Hildy, en bon Sélénite, a changé plusieurs fois de sexe, s’est fait remplacé plusieurs organes pour pouvoir continuer à vivre et est dépendant à l’os du CC.
Dans cette société où tout est réglé, où les risques sont quasi-inexistants et où le suicide est une des seules causes de décès, Hildy tente à plusieurs reprises de mettre fin à ses jours. Ce qui contrarie le CC, qui se met à intéragir de façon plus personnelle avec lui car, pour tout vous avouer, lui aussi se sent un peu déprimé.
Critique
Dans ce récit aux tonalités de journal intime, Varley dépeint un monde fascinant qui déborde de détails et de conflits.
Tout au cours de l’histoire, les Envahisseurs demeurent un mystère, car ils le sont pour les protagonistes, au point où l’humanité a comme décidé de les oublier et de continuer son chemin. Au début, cela est déstabilisant et même un peu frustrant, mais on finit par accepter cette réalité, cet inconnu du monde de Varley.
Cependant, là où j’ai eu plus de difficulté, c’est au niveau du fil conducteur de l’histoire. Les indices n’apparaissent que très tard à propos d’un problème chez Hildy, puis intervient le CC, qui est ensuite oublié un certain temps… Cela donne l’impression que Varley avait ce merveilleux monde, mais qu’il lui manquait une histoire, histoire qu’il a collé par après.
Le ton du protagoniste principal est léger, humoristique, mais à la fin, lorsque la tragédie frappe, il n’arrive pas à nous faire croire que cela l’affecte réellement. Par contre, dans sa description des autres, des relations humaines, c’est très bien fait.

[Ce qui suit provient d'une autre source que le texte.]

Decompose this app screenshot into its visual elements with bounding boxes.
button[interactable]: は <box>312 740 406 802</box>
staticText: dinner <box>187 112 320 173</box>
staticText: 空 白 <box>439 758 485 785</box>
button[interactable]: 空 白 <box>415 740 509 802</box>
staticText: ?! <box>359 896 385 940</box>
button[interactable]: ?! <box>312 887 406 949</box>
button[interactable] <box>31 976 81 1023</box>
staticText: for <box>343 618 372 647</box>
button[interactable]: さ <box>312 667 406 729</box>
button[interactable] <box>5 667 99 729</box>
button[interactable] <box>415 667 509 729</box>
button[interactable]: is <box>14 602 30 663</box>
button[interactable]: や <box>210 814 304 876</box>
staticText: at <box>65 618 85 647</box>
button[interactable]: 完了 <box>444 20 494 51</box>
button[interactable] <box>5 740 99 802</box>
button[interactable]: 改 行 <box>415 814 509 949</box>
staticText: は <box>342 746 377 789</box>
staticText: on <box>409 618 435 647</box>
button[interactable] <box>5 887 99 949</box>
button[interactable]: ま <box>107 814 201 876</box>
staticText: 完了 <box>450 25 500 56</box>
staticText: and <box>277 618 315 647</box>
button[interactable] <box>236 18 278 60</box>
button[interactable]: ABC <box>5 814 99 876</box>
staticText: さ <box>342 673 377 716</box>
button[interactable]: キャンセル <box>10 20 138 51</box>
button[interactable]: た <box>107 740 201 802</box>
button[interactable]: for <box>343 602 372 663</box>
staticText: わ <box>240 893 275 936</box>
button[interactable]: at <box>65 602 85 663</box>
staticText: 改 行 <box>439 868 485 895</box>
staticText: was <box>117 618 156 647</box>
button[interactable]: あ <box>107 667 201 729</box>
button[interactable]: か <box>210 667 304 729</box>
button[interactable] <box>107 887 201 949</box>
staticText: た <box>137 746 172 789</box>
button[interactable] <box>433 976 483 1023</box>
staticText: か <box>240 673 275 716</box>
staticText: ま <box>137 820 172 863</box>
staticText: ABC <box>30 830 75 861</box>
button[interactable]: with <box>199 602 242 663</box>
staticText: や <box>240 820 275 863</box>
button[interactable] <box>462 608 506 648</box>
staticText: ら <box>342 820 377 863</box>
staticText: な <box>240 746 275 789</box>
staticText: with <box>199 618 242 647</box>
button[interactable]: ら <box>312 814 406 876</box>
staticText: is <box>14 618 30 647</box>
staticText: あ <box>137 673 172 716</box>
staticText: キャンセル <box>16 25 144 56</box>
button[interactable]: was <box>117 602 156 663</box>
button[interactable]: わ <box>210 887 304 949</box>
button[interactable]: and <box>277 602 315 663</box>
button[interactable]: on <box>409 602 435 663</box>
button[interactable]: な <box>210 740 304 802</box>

Et pour finir, je dois avouer avoir lu ce livre en français. Cela faisait très longtemps que j’avais lu une traduction, et cela m’a causé des problèmes au début, car je voyais les synthaxes anglophones, l’utilisation d’un français bâtard. Déroutant.
Verdict
En résumé, il s’agit d’un très bon livre pour le décor, pour l’univers dans lequel évolue l’intrigue, mais pour celle-ci, faudra revoir. C’est dommage qu’il se soit attardé à un problème informatique alors qu’une multitude de conflits humains, générationnels, sont esquissés. Il faut choisir!